Bisogna invero aggiungere che, nonostante gli ebrei oggi si siano accaparrati quasi tutte le virtù dei goyim (i quali non le possono mettere in pratica, specialmente se cristiani, in quanto verrebbero come minimo tacciati di “paganesimo”), la forza corrosiva del nichilismo sembra invincibile. A tal proposito ricordo una querelle di qualche anno fa, scoppiata tra la comunità ebraica australiana e una pittrice (tale Jo Frederiks) che aveva organizzato un’esposizione di quadri riprendendo l’iconografia classica di Auschwitz, aggiungedo però pecore e vacche al posto degli ebrei.
Nonostante le proteste del B’nai B’rith (!), nessun provvedimento venne preso nei confronti dell’artista, che anzi poté spensieratamente dichiarare che «gli ebrei non detengono i diritti sulla parola “olocausto”». È deprimente che nemmeno la massoneria ebraica sia in grado di fermare la dissoluzione quando si maschera nelle vesti dell’animalismo (sarà questo il famigerato “lupo travestito d’agnello”?). Del resto, come avevamo segnalato le vacche sacre non sono solo quelle dipinte dalla Frederiks, dal momento che nelle librerie italiane possono circolare volumi contenenti scempiaggini del tipo “Ebreo è soltanto l’altro nome dell’avidità” solo perché firmati da Osho.
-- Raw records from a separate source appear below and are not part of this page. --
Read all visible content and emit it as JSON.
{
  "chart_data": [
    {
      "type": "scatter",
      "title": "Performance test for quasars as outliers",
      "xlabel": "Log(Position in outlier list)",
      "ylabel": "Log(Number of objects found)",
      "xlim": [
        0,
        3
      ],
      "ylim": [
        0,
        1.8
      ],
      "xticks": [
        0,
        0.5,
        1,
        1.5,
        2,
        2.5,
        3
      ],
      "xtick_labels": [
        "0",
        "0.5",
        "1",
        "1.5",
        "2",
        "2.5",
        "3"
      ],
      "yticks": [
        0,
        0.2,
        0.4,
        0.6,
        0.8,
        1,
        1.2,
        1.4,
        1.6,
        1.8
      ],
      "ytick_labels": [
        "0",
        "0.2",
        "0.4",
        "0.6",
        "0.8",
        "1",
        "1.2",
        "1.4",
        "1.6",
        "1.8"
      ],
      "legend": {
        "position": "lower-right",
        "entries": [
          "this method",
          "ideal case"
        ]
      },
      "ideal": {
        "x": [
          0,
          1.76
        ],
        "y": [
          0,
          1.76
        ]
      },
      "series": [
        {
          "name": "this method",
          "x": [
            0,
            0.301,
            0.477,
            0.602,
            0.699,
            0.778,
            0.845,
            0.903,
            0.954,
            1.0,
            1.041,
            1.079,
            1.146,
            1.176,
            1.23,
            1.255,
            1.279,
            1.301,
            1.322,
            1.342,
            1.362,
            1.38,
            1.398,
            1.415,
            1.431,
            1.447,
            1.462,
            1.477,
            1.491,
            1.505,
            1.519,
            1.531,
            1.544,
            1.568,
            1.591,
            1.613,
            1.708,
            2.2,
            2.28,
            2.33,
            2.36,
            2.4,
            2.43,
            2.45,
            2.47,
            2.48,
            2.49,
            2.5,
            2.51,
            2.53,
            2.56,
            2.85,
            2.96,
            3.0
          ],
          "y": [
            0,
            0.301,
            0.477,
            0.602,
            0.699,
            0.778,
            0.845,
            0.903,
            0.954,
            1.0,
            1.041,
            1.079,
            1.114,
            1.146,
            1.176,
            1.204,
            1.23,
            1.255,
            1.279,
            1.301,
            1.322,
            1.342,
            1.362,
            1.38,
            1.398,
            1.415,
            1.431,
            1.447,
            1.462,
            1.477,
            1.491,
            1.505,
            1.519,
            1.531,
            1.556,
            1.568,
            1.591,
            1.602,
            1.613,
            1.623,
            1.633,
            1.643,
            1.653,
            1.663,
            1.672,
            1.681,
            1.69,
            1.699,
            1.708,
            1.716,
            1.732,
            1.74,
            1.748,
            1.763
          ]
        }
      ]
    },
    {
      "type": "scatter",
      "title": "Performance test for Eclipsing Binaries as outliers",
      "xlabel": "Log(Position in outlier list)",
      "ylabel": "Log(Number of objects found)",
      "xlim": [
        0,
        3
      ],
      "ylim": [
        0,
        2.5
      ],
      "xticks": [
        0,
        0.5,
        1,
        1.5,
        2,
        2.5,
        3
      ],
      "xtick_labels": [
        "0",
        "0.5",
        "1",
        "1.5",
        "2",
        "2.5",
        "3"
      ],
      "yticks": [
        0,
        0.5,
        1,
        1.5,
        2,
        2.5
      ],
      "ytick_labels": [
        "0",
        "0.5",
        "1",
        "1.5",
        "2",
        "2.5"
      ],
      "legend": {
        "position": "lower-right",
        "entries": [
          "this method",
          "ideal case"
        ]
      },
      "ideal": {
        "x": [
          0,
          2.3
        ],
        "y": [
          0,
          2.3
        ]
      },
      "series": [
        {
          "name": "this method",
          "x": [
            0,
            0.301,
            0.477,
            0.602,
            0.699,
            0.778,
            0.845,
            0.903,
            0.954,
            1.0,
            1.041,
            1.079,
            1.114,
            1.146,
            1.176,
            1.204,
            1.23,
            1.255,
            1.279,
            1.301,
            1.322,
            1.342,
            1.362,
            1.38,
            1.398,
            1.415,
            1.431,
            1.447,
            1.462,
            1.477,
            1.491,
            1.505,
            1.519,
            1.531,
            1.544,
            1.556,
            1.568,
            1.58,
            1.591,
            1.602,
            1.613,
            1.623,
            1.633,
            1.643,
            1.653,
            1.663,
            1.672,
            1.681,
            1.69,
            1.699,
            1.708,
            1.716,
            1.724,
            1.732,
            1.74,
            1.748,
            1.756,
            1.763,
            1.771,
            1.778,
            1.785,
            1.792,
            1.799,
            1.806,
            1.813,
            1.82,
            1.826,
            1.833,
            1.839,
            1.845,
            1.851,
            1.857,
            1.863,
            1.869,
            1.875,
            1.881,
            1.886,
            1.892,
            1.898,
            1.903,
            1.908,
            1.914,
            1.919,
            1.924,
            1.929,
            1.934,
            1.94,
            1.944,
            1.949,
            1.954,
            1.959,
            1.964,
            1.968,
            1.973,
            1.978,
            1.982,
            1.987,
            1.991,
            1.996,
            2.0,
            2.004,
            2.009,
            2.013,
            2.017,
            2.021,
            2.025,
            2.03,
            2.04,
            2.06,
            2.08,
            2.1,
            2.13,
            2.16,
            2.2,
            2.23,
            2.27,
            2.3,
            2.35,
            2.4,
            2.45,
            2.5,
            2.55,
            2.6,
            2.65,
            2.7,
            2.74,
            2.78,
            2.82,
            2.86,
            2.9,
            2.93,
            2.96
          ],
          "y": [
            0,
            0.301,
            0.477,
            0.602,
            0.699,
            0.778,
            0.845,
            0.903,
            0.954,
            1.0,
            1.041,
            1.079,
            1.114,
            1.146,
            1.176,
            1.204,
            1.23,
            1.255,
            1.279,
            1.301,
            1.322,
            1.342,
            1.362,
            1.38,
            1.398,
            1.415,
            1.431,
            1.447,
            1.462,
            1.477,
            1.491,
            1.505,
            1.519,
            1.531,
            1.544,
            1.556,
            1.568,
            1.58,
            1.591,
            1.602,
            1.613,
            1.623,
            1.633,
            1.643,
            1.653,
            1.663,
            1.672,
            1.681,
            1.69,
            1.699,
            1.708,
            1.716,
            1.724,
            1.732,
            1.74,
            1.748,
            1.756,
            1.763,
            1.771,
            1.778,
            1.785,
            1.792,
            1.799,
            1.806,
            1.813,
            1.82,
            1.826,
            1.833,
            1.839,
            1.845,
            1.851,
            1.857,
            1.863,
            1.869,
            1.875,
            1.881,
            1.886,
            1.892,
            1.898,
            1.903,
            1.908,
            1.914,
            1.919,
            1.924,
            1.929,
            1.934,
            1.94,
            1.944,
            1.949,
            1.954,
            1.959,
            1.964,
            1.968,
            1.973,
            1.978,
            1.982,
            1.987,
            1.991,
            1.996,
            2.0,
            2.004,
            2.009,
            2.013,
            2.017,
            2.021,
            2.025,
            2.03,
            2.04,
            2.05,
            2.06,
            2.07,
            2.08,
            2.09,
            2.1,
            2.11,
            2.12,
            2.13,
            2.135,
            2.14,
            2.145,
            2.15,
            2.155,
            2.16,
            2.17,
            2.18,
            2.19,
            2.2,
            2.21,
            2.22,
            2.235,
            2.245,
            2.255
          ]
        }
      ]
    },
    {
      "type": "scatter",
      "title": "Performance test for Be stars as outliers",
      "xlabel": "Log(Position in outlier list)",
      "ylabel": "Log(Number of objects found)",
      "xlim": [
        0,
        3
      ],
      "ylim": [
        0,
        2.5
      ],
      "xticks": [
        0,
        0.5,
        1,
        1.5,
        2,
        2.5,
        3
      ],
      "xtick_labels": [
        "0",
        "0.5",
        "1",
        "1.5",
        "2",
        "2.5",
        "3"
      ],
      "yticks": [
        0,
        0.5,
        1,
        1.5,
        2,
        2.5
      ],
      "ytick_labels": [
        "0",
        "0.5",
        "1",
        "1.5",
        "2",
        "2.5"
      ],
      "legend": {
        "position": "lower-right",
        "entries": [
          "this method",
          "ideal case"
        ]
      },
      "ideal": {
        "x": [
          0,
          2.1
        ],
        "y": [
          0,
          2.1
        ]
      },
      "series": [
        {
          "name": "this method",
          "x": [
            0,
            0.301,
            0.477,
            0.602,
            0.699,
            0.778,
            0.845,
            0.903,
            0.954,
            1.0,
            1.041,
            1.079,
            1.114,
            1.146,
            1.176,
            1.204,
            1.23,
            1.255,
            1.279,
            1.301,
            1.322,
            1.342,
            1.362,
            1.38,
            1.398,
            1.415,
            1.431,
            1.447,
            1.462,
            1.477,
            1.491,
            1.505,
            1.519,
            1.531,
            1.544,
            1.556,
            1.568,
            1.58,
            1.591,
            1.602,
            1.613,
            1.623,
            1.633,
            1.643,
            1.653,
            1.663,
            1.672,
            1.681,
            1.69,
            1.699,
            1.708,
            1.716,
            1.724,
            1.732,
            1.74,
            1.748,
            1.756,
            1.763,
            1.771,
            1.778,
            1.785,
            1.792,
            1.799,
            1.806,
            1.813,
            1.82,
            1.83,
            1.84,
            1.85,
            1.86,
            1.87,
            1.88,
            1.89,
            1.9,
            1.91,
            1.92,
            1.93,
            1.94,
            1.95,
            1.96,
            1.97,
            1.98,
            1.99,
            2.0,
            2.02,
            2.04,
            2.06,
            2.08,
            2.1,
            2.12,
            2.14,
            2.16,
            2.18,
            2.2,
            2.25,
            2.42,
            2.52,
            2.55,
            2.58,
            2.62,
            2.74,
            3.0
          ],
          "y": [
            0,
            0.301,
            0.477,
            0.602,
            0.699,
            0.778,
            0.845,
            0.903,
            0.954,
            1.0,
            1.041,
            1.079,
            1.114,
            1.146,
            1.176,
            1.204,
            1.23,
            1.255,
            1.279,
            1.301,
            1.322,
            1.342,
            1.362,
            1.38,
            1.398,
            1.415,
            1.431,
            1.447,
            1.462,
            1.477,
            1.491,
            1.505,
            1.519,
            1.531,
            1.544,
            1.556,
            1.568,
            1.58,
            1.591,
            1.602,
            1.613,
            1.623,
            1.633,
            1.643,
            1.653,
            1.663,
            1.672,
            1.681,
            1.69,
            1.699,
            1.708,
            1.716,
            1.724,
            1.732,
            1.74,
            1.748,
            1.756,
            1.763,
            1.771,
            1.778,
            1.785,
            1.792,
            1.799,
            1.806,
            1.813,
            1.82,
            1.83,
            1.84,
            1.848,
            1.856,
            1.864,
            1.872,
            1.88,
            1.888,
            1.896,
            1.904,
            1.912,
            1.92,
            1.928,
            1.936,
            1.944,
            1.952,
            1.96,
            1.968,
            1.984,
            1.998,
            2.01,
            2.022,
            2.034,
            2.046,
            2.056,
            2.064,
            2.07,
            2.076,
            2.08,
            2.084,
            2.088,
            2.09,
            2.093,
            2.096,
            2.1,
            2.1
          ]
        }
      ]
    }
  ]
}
Ci sono troppi idoli con i quali il filosemitismo deve scontrarsi per mantenere la sua supremazia nella coscienza collettiva: per evitare il logorio del vittimismo moderno, le comunità ebraiche si accaniscono sempre sui “vasi di terracotta”, individuando il capro espiatorio di volta in volta in un delinquente di periferia, un prete tradizionalista, un blogger anonimo o uno storico negazionista. Quanto potrà andare avanti questo giochetto? Lo sapremo alla prossima Giornata della Memoria, o a quell’altra ancora.